Deals, Drinking & Hookers: Tales from Goldman Sachs Elevator Gossip

In August 2011, a former editor at GQ started an anonymous, now defunct, Twitter feed called ‘Conde Elevator,’ featuring gossip and The Devil Wears Pradaesque comments supposedly overheard in the Condé Nast elevators. Its purpose was to mock the culture of some of the world’s glossiest magazines.

After Conde Elevator was born, the feed received widespread media attention, and caught the eye of one mischievous banker, John LeFevre. A few months later, the Twitter account Goldman Sachs Elevator Gossip (@GSElevator) was born. Some of the tweets are LeFevre’s creations, and others are submissions he receives via email. @GSElevator was an instant hit, attracting a variety of fans from everyone who was purely entertained by the feed to those with anti Wall Street sentiment.

In the three years since its 2012 inception, the feed boasts over 700,000 followers, has an accompanying Instagram account and an upcoming book reviewed by called ‘Straight to Hell: True Tales of Deviance, Debauchery and Billion-Dollar Deals’ detailing LeFevre’s wild stories during his time as a globetrotting banker.

According to LeFevre in his new book, the premise of @GSElevator, was “to illuminate Wall Street culture in an entertaining and insightful way.” He claims that Goldman Sachs (NYSE:GS) was the unlucky institution to be spotlighted given its number one enemy status of Main Street and the media, most notably Rolling Stone’s 2010 article referring to the bank as a “great vampire squid.”

From 2011 to 2014 LeFevre has gone back and forth with multiple media outlets including DealBook and the Financial Times on whether or not he was ever employed by Goldman Sachs. Finally last year LeFevre confirmed to DealBook that “legally speaking I was never explicitly an employee of the firm.”

The book’s publisher, Grove Atlantic, states in LeFevre’s author bio that he was indeed offered a position (Head of Asia Debt Syndicate) with Goldman in 2010, but could not accept due to a contractual limitation--hence he never worked at Goldman. In the book, LeFevre notes that he was offered this job just one month after being expelled from his Hong Kong Four Seasons apartment for harassing taxi drivers, cursing at security and eating and drinking in the pool among other offenses.

LeFevre has no regrets about lying though as he writes “What mattered more was that the authenticity of my voice ruffled feathers and captivated people around the world and across the spectrum.”

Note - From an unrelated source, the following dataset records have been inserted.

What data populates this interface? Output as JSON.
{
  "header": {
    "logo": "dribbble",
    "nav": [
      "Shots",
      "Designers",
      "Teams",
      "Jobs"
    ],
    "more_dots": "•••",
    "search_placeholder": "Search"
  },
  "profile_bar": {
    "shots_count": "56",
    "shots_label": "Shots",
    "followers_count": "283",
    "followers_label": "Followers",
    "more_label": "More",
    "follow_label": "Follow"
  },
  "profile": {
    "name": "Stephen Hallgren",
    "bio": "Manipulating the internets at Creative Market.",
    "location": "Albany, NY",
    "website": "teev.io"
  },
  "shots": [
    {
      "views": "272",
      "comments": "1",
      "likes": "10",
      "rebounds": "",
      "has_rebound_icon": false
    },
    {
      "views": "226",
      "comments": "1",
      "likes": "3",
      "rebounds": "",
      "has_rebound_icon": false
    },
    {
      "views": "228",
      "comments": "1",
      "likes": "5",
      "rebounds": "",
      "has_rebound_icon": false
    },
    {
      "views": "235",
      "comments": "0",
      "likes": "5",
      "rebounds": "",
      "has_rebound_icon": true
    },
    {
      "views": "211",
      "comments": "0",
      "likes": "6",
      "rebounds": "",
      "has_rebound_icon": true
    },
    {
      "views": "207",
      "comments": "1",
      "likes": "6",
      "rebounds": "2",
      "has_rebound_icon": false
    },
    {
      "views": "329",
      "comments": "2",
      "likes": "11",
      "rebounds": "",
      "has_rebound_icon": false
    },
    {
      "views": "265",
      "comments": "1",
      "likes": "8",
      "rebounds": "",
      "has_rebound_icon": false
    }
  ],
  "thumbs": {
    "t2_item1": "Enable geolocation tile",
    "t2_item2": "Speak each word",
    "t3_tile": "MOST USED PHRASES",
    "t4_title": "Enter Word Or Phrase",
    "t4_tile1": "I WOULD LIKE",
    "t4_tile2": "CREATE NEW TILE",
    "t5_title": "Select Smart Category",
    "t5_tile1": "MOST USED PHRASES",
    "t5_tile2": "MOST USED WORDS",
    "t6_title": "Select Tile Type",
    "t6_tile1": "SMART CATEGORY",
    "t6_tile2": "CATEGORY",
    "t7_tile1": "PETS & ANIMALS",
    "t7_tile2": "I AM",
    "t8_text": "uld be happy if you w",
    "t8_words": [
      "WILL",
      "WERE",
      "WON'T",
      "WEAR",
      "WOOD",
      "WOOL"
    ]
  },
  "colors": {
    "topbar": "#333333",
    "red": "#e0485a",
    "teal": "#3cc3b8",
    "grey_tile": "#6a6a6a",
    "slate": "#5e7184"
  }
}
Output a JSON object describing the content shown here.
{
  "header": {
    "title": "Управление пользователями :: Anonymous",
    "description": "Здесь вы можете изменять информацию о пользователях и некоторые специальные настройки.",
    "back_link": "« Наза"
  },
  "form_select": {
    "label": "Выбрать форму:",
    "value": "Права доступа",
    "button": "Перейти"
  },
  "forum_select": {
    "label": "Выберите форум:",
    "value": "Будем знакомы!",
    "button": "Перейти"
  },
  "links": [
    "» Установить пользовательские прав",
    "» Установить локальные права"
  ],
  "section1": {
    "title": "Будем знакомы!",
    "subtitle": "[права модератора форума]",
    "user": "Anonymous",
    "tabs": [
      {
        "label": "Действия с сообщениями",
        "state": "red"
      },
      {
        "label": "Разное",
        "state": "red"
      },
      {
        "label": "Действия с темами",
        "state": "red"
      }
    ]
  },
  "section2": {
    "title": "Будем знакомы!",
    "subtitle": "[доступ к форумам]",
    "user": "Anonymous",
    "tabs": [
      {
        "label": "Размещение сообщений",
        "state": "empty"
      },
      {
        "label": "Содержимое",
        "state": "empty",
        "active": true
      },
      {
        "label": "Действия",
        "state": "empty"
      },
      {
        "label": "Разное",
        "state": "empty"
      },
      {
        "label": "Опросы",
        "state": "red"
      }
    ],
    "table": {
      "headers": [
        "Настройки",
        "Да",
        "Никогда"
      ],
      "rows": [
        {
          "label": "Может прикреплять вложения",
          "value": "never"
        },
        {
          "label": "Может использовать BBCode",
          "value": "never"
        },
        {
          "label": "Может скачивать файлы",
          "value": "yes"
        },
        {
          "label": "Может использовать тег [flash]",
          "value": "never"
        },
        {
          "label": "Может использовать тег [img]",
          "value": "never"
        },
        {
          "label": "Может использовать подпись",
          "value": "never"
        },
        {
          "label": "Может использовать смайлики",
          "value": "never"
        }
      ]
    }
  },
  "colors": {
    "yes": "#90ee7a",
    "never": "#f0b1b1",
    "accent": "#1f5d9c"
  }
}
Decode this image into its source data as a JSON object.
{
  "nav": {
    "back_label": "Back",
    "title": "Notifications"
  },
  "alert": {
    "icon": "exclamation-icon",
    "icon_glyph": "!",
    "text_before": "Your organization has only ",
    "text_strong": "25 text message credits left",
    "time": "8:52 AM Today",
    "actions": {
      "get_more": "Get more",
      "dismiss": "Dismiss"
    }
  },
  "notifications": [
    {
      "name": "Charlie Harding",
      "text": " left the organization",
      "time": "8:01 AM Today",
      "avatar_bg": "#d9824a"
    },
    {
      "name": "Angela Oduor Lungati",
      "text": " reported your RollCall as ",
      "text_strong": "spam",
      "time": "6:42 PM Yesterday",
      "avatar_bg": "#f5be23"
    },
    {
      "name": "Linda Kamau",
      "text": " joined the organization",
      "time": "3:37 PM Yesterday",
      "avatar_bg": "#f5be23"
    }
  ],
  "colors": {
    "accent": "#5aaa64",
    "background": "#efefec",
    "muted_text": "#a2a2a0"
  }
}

The media backlash that ensued after it was confirmed that LeFevre never worked at Goldman shows that many people believed that what was tweeted were actual quotes said in Goldman Sachs’ elevators. LeFevre’s response to anyone who thought @GSElevator was real is an ‘idiot.’

The book, however, is real according to LeFevre, and it’s everything that fans would both expect and want it to be. Readers are introduced to LeFevre’s personality from his high school days at the elite Connecticut boarding school, Choate Rosemary Hall, where his desire to work on the Street crystallized. During his senior year, LeFevre was on track to be suspended for cheating, after an academic judicial panel unanimously found him guilty. He appealed this ruling and it was subsequently overturned. As he writes “making me the first and only case in Choate history (that I know of) where a unanimous judicial committee decision has been overturned.”

Pulling pranks on coworkers seem to be a common theme of LeFevre’s former banking life. One anecdote describes filling a bachelor party-bound colleague’s suitcase with pornographic magazines and a spatula bent in the shape of a gun. While going through security, his suitcase set off alarms at the TSA checkpoint and resulted in sheer embarrassment for said colleague as the TSA officer unpacked the contents of his suitcase in front of the bachelor party. Another incident involved LeFeve replacing a colleague’s $2,000 custom made shoes with bright red wooden Dutch clogs before the colleague left for a weekend trip to meet his girlfriend’s family. Needless to say, the colleague was not amused when he opened his suitcase.

LeFevre also highlights in multiple stories how prevalent prostitutes were, especially on business trips. During a trip to Singapore, LeFevre describes how he woke up one morning next to a prostitute demanding him to pay for her services. With no cash on him and refusing to leave the hotel to access an ATM, LeFevre cleared out alcohol and snacks from the mini bar to compensate her, which she gladly accepted.

The book, which is out on Tuesday July 14, is currently the number one bestseller on Amazon Kindle in the “banks and banking” genre.